Source: Financial Times
The enormous influence that Cuba has gained in Venezuela is one of the most underreported geopolitical developments of recent times. It is also one of the most improbable. Venezuela is nine times bigger than Cuba, three times more populous, and its economy four times larger. The country boasts the world’s largest oil reserves. Yet critical functions of the Venezuelan state are either overseen or directly controlled by Cuban officials.
Venezuela receives Cuban health workers, sports trainers, bureaucrats, security personnel, militias and paramilitary groups. “We have over 30,000 members of Cuba’s Committees for the Defence of the Revolution in Venezuela,” boasted Juan José Rabilero, then head of the CDR, in 2007. The number is likely to have increased further since then.
A growing proportion of Venezuela’s imports are channelled through Cuban companies. Recently, Maria Corina Machado, an opposition leader, revealed the existence of a large warehouse of recently expired medicines imported through a Cuban intermediary – drugs allegedly purchased on the international market at a deep discount and resold at full price to the government.The relationship goes beyond subsidies and advantageous business opportunities for Cuban agencies.

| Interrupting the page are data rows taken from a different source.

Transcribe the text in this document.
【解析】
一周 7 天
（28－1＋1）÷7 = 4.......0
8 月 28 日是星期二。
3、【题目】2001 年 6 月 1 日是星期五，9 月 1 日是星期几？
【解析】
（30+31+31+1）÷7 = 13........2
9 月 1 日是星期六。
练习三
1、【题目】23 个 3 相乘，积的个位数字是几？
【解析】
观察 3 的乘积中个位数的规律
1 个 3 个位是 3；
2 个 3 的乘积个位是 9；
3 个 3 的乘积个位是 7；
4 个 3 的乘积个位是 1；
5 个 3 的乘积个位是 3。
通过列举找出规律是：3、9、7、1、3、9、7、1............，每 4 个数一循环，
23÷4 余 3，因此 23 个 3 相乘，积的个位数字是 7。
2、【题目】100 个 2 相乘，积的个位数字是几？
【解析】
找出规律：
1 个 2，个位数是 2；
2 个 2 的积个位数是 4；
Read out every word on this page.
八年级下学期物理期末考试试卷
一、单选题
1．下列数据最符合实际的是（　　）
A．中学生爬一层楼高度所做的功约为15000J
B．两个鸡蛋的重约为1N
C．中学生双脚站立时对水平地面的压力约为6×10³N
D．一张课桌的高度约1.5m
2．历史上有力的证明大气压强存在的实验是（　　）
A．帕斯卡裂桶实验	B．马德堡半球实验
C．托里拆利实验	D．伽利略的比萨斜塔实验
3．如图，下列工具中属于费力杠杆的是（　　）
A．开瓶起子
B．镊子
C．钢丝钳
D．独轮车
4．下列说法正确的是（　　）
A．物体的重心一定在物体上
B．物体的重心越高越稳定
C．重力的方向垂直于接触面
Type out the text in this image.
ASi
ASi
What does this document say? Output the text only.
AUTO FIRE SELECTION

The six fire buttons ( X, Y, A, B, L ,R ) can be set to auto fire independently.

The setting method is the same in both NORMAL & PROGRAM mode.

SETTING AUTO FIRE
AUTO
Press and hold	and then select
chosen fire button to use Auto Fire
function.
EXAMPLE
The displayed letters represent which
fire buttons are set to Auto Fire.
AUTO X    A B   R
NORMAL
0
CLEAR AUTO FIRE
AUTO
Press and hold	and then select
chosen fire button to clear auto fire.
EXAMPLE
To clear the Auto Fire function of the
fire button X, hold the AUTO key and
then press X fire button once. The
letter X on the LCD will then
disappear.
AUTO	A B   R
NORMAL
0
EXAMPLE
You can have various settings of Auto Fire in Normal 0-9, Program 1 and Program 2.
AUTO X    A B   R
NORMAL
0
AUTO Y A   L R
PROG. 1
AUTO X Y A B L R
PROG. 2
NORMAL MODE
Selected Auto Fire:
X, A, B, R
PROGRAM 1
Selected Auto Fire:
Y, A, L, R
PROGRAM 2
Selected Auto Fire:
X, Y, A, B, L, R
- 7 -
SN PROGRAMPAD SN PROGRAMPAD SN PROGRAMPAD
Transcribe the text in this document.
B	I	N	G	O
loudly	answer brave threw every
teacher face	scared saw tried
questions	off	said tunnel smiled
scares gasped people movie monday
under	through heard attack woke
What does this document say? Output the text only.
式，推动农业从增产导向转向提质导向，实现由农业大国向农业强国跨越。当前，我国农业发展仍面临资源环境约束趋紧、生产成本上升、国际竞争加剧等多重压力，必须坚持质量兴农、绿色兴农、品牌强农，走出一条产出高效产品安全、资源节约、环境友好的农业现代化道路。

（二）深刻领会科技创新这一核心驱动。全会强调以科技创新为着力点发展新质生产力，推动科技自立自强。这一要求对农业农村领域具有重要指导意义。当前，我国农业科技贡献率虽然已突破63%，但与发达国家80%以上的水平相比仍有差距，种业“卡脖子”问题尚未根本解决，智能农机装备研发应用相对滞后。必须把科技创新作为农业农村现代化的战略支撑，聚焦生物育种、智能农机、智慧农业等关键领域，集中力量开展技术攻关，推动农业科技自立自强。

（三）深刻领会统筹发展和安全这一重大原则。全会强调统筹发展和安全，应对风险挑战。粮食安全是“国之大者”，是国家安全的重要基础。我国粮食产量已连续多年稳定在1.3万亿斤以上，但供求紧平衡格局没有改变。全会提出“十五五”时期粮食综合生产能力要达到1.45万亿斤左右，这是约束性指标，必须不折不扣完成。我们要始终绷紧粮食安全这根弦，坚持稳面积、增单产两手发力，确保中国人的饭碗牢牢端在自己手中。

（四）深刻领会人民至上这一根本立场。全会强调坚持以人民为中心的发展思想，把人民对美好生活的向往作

Cuban officers control Venezuela’s public notaries and civil registries. Cubans oversee the computer systems of the presidency, ministries, social programmes, police and security services as well as the national oil company, according to Cristina Marcano, a journalist who has reported extensively on Cuba’s influence in Venezuela.
Then there is military co-operation. The minister of defence of a Latin American country told me: “During a meeting with high-ranking Venezuelan officers we reached several agreements on co-operation and other matters. Then three advisers with a distinctive Cuban accent joined the meeting and proceeded to change all we had agreed. The Venezuelan generals were clearly embarrassed but didn’t say a word . . . Clearly, the Cubans run the show.”
Why did the Venezuelan government allow this lopsided foreign intervention? The answer is Hugo Chávez. During his 14-year presidency he enjoyed absolute power thanks to his complete control of every institution that could have constrained him, from the judiciary to the legislature. He could also use Venezuela’s oil revenues at will.
One of the most transformational ways in which Chávez used the complete power he wielded was to let the Cubans in. He had many reasons to throw himself into the arms of Fidel Castro. He felt a deep affection, admiration and trust for the Cuban leader, who became a personal adviser, political mentor and geopolitical guide. Mr Castro also fed Chávez’s conviction that his many enemies – especially the US and the local elites – were out to get him and that his military and security services could not be trusted to provide the protection he needed. But the Cubans could reliably offer these services. Cuba also provided a ready-to-use international network of activists, non-government organisations and propagandists who boosted Chávez’s reputation abroad.
In return, Chávez instituted a programme of financial largesse that keeps Cuba’s economy afloat to this day. Caracas ships about 130,000 barrels of oil a day to the island on preferential terms – a small part of an aid programme that remains one of the world’s largest.
The extent to which Chávez was beholden to the Cuban regime was dramatically illustrated by the way in which he dealt with the cancer that would eventually kill him last year: he trusted only the doctors whom Mr Castro recommended, and his treatment mostly took place in Havana under a veil of secrecy.
Chávez’s successor, Nicolás Maduro, has deepened Caracas’s dependency on Havana even further. As students have taken to the streets in protest against an increasingly authoritarian regime the government has responded with a brutal repression that relies on many of the tools and tactics perfected by the police state that has run Cuba for too long.